その時、不気味な笑い声を発しながら、シェムハザがゆっくりと身を起こした。目の焦点が定まっておらず、誰の目にも間もなく彼が死ぬであろうことは明らかだった。
「……ただでは、死なぬぞ……お前たちも、道連れだ……」
ゴボッと音を立て、大量の血を口から吐き出しながら、息も絶え絶えといった様子でシェムハザは言葉を紡ぐ。
「さぁ……出でよ、大魔縁モレク。母の血と……子の血に塗れし魔王よ……神を騙りし、涙の王国の支配者よ」
空中に巨大な魔法陣が、ぼんやりと姿を現す。地の底から響くような唸り声を発しながら、巨大な異形の怪物が顕現する。

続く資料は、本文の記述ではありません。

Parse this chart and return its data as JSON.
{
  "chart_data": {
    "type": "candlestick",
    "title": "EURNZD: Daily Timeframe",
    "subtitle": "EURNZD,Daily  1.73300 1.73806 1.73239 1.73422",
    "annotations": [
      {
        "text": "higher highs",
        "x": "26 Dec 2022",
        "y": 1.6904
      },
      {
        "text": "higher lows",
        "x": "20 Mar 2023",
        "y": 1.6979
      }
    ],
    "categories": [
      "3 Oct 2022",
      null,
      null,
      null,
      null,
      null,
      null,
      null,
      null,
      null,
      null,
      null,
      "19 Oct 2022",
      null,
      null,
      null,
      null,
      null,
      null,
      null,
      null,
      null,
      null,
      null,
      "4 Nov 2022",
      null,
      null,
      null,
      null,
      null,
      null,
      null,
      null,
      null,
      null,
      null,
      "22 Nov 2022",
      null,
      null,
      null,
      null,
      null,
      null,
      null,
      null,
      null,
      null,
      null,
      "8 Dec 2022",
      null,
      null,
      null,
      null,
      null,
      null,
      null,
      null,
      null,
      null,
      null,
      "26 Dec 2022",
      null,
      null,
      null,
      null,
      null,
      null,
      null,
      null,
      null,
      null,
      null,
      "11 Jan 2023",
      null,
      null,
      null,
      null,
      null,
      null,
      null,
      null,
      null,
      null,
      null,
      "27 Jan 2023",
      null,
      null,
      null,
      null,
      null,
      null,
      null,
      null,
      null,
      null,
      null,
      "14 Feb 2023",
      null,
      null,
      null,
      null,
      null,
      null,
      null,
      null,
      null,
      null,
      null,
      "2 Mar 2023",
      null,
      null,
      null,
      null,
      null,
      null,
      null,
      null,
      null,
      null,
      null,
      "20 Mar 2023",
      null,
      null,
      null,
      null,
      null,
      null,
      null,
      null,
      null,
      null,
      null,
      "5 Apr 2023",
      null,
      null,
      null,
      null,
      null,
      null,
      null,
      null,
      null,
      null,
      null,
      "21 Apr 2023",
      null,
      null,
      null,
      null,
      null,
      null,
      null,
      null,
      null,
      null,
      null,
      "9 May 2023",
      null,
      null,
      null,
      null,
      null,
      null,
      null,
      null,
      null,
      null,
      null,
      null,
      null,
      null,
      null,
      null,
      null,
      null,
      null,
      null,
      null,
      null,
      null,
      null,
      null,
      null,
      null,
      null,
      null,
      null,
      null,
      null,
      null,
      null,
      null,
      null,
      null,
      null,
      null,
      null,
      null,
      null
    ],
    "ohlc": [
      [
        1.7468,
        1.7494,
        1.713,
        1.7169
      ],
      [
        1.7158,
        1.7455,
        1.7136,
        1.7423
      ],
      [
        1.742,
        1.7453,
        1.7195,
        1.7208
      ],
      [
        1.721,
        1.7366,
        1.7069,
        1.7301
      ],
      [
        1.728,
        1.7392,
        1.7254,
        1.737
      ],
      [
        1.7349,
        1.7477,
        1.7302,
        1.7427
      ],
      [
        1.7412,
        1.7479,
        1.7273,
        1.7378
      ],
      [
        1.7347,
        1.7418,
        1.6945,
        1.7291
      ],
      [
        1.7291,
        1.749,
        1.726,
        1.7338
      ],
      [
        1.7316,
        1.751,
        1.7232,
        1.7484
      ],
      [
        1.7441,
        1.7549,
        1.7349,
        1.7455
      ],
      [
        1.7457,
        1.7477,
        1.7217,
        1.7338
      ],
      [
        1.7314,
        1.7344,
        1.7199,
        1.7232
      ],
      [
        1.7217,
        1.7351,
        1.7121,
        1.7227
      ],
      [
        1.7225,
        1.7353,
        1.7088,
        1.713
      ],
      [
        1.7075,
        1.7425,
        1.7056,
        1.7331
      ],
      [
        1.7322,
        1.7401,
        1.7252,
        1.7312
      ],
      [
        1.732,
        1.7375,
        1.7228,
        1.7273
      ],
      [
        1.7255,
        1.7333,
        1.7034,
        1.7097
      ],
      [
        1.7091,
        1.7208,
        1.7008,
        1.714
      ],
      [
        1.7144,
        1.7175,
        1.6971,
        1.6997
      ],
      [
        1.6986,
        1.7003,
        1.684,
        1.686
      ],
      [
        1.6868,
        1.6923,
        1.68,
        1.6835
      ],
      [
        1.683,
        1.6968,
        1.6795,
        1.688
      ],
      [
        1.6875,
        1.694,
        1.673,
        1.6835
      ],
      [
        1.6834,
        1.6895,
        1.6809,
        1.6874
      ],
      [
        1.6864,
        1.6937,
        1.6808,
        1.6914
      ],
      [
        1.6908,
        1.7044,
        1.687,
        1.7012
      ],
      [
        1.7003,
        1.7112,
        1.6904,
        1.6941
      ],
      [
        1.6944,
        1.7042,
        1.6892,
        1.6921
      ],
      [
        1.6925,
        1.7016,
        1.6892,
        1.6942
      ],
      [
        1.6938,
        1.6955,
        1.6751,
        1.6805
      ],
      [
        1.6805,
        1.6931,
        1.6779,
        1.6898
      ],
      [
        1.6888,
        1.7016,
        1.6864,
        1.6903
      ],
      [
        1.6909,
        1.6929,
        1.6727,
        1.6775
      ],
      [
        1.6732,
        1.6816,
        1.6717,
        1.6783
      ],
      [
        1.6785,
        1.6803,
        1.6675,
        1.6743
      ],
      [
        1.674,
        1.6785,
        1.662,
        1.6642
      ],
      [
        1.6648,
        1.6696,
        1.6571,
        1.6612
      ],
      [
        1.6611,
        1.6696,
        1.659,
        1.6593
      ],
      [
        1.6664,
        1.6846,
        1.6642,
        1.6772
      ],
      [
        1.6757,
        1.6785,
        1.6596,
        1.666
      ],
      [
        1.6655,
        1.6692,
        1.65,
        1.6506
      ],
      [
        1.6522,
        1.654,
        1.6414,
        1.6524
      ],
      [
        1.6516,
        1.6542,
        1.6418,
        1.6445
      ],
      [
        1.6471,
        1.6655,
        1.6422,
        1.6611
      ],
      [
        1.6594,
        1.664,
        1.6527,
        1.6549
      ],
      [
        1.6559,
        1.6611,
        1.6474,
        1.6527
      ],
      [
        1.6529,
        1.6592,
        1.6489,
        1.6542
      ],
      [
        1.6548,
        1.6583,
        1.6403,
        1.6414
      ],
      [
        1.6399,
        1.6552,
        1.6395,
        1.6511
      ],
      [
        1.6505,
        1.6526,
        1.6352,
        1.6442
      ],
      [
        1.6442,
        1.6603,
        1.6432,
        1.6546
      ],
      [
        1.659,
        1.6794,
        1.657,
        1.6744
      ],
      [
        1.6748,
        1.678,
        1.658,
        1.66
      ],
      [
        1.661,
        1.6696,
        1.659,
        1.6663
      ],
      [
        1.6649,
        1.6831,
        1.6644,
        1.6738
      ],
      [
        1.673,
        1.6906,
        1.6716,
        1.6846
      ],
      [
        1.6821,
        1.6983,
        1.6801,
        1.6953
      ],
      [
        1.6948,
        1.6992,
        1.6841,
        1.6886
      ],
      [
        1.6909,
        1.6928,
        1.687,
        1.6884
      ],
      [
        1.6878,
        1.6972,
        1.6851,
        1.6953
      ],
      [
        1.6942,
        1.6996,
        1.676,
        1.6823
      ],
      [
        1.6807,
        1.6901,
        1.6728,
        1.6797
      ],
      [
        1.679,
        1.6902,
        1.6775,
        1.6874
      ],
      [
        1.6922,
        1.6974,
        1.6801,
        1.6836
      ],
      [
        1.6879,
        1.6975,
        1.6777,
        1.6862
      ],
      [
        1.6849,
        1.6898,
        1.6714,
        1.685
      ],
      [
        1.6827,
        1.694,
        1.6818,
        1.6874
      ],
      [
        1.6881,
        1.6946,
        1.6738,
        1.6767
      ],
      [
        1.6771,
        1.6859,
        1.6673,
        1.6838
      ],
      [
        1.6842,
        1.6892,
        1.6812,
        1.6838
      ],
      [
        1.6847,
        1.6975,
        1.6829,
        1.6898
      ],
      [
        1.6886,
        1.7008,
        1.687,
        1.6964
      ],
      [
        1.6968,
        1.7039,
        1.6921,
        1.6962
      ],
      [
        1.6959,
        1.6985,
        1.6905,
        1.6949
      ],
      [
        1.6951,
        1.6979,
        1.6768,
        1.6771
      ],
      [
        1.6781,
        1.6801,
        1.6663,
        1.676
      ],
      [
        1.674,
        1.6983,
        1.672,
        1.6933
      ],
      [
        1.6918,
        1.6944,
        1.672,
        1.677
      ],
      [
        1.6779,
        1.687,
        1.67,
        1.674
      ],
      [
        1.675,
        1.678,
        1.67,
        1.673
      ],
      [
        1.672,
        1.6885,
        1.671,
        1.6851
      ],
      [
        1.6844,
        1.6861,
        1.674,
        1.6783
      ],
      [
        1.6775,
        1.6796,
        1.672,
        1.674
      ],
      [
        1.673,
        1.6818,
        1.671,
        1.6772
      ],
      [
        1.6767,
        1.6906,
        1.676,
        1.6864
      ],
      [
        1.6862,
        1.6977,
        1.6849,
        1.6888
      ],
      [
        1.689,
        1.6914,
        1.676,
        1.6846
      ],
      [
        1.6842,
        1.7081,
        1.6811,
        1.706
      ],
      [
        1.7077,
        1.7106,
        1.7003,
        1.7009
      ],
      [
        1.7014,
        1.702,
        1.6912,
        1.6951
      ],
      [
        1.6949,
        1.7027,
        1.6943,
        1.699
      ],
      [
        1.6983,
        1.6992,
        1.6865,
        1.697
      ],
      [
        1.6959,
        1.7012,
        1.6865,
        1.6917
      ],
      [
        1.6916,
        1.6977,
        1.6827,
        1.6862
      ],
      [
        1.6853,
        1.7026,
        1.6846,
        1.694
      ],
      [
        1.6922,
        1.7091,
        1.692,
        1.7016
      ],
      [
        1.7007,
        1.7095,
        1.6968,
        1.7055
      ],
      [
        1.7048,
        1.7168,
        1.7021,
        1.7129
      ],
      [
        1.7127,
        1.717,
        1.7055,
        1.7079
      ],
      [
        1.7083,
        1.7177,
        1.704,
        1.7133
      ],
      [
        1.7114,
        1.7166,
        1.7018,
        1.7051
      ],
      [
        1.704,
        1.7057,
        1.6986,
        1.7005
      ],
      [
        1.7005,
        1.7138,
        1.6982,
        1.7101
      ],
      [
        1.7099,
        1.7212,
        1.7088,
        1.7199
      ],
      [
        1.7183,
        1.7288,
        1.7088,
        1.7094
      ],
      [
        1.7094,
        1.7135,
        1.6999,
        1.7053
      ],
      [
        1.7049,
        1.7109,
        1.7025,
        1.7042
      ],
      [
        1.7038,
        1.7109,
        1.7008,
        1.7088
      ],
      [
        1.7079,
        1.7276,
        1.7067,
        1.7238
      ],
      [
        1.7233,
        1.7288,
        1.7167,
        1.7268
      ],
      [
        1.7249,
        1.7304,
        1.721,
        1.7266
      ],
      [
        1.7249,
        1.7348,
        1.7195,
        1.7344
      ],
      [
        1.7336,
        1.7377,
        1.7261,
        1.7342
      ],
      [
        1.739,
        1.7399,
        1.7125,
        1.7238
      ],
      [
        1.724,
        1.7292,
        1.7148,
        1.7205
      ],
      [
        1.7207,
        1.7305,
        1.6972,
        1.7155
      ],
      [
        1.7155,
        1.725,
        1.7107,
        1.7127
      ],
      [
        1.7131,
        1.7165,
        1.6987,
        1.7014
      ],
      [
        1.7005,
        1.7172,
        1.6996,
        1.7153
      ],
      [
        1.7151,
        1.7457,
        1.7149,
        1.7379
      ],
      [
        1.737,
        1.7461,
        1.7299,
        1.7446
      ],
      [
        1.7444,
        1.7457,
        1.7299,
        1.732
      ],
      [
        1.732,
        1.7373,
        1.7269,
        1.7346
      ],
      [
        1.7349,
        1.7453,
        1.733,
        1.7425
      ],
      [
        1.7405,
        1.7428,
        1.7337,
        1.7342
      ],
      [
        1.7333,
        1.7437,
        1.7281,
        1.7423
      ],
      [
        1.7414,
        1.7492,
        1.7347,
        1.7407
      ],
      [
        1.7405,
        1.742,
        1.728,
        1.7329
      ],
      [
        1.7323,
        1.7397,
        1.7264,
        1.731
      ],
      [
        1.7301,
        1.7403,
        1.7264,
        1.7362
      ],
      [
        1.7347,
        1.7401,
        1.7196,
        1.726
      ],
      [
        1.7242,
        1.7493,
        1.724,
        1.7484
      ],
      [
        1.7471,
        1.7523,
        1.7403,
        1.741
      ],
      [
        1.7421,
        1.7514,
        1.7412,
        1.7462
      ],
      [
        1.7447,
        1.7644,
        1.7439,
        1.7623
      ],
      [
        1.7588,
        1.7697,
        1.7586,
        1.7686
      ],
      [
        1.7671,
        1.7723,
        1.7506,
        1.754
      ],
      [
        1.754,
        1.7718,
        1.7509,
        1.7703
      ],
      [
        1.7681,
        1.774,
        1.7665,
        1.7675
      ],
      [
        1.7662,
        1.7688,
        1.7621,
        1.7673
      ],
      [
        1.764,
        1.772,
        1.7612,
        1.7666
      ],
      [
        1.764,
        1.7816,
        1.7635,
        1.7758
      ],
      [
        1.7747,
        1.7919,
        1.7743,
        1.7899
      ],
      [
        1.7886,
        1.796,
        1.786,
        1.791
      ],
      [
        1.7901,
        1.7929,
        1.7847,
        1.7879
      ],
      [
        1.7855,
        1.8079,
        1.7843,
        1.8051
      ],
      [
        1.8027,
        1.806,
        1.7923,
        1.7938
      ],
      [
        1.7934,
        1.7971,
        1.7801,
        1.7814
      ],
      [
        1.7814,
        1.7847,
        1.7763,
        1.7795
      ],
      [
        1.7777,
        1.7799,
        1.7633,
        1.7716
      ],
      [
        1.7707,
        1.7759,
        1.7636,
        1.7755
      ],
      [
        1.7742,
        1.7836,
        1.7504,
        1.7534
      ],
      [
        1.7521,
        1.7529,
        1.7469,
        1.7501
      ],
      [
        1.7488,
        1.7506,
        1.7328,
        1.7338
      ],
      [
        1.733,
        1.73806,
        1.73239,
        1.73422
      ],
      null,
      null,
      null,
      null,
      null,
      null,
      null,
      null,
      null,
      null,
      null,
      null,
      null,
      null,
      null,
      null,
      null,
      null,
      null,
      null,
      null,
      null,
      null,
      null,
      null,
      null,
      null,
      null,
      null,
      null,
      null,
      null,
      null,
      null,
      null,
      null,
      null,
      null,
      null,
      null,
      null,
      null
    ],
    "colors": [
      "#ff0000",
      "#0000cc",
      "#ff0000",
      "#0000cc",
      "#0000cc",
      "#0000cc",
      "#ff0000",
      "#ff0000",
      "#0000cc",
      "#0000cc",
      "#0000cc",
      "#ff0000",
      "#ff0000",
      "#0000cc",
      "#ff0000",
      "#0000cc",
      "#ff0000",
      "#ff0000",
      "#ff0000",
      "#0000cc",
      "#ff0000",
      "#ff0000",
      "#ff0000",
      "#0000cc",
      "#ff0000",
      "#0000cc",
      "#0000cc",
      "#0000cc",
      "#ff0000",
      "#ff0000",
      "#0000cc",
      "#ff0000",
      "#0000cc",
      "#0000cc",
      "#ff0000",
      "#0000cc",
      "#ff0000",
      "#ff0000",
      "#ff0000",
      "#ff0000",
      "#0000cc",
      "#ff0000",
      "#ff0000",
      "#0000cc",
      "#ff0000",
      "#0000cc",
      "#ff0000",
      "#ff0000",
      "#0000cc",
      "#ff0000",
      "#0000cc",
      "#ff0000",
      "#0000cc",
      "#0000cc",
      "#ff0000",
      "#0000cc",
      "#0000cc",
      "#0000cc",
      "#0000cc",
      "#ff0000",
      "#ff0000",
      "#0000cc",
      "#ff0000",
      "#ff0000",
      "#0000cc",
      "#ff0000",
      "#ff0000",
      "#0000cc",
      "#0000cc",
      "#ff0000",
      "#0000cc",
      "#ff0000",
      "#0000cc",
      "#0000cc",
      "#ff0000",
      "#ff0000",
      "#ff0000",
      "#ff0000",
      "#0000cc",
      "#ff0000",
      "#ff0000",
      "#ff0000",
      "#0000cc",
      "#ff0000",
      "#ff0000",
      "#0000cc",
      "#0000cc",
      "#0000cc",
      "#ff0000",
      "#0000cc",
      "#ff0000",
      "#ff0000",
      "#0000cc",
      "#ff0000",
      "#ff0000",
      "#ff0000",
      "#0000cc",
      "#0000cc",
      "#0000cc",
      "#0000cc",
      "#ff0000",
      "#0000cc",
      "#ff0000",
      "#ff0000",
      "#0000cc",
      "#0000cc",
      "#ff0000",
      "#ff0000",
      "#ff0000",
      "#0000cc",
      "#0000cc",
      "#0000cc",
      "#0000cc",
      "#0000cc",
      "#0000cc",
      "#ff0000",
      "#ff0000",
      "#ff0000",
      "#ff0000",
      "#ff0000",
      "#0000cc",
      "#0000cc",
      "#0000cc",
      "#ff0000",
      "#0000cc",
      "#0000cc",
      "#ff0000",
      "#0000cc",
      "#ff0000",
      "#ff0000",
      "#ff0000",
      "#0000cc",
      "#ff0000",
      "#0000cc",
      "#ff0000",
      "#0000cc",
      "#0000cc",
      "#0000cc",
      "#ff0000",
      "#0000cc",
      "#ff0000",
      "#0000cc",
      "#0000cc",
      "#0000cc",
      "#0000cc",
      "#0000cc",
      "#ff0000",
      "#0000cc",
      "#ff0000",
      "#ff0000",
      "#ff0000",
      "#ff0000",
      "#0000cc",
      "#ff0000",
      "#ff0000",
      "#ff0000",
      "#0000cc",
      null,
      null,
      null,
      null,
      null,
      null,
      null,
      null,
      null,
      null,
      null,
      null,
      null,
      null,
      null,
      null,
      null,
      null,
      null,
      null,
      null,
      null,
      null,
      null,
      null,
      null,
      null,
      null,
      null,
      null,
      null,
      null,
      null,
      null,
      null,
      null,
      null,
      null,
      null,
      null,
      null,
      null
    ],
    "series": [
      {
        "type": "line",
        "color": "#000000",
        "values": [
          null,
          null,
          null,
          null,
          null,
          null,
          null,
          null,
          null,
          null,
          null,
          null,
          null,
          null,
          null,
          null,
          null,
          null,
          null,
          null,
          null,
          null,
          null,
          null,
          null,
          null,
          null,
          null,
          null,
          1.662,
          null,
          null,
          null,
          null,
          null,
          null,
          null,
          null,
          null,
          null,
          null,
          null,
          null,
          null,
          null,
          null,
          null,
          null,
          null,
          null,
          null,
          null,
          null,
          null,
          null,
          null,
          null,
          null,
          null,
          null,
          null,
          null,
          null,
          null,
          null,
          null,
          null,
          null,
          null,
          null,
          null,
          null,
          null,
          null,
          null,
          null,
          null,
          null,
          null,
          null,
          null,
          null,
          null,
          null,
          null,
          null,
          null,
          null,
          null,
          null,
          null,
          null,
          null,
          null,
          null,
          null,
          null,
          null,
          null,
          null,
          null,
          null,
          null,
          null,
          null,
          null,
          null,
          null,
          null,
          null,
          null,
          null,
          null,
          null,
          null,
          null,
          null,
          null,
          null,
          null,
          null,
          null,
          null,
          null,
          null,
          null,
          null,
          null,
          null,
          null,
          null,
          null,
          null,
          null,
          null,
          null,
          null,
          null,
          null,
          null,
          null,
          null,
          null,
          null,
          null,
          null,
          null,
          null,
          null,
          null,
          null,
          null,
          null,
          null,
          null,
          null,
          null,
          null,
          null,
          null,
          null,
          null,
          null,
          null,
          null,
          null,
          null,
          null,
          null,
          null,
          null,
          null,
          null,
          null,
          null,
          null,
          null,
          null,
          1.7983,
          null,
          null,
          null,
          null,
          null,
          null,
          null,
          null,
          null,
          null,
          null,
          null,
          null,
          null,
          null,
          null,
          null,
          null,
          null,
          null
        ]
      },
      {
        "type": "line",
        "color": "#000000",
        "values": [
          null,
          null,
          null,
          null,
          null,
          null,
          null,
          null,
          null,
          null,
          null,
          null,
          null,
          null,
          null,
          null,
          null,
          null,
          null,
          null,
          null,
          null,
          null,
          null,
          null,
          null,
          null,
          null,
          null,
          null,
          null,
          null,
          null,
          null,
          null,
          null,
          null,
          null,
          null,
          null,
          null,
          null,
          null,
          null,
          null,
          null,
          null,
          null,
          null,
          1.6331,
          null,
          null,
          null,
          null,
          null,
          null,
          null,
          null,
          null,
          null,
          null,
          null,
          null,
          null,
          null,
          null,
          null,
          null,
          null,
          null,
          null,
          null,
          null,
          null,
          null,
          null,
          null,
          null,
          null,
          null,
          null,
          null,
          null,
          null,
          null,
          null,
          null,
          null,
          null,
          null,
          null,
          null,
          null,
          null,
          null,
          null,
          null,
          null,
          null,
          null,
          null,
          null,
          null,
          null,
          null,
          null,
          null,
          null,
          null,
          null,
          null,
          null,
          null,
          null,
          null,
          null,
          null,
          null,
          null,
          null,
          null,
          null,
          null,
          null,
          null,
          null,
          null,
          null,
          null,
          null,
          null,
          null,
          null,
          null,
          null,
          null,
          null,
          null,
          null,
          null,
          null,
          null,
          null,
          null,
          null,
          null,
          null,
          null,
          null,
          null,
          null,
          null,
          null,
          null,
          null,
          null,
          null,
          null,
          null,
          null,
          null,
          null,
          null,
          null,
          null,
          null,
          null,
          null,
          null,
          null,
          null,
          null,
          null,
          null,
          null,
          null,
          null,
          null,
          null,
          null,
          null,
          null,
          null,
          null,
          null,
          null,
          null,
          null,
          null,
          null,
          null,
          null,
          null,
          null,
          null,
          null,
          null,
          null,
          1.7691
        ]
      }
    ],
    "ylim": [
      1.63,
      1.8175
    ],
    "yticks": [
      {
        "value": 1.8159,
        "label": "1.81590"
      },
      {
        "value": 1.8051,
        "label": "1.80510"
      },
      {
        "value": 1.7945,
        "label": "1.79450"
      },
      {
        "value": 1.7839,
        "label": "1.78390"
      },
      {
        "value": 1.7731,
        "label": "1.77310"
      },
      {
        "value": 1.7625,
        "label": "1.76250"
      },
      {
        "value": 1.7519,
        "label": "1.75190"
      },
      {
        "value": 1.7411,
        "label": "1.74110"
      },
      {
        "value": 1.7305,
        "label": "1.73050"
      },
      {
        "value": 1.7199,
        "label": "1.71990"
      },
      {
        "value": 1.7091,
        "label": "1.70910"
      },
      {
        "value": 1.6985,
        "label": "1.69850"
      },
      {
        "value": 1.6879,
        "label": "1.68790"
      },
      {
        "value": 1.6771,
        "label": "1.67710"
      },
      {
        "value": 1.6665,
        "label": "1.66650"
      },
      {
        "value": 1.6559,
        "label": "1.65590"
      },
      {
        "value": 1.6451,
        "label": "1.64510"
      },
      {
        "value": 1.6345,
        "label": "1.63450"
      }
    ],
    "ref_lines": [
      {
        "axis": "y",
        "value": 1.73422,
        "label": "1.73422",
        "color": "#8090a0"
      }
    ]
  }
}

雄々しき牛を彷彿とさせる二本角、筋骨隆々たる複数の腕を有するその巨獣はセラフィナたちを見下ろすと、無数の牙を剥き出しにして激しい怒りを露わにする。
「大精霊、モレク……」
「切り札は……最後まで取っておくものだ……」
シェムハザはニヤリと笑うと、最後の力を振り絞り、モレクを拘束している鎖に強烈な電撃を放った。モレクの咆哮が周囲へと響き渡る。
「……惨めに、死ぬが良い。罪深き者どもよ──」
言い終わらぬ内に、シェムハザはモレクに叩き潰された。
自身を拘束していた鎖から解き放たれたモレク……その目に理性の光はなかった。シェムハザたちによって精神を破壊された彼は最早、嘗て人々の信仰を集めた大精霊ではなく、目に付いた全てを破壊する生ける災厄と化していた。
「──全く、碌でもない置き土産を遺してくれたね」
「アレスの娘よ……まだ、戦えるか?」
「そうだね。まだ、辛うじて動けるよ。あと、私にはセラフィナという名前がちゃんとあるから。何か頼みたいことがあるんだったら、きちんと名前で呼んでくれる?」
「……頼む、セラフィナ。シェムハザの置き土産を……大精霊モレクの暴走を止めるために、君の力を私に貸してはくれまいか?」
恐る恐る、右手を差し出すベルフェゴール……セラフィナは穏やかな笑みを湛えながら、その手を優しく握り締めた。
「うん──良いよ」
「……感謝する、セラフィナ」
モレクはセラフィナたちをギロリと睨み付けると、黒い巨体を大きく震わせながら、暗雲渦巻く天を仰ぎ、何処か物悲しげな雄叫びを上げる。
涙の王国に於ける、最後の戦いが始まろうとしていた。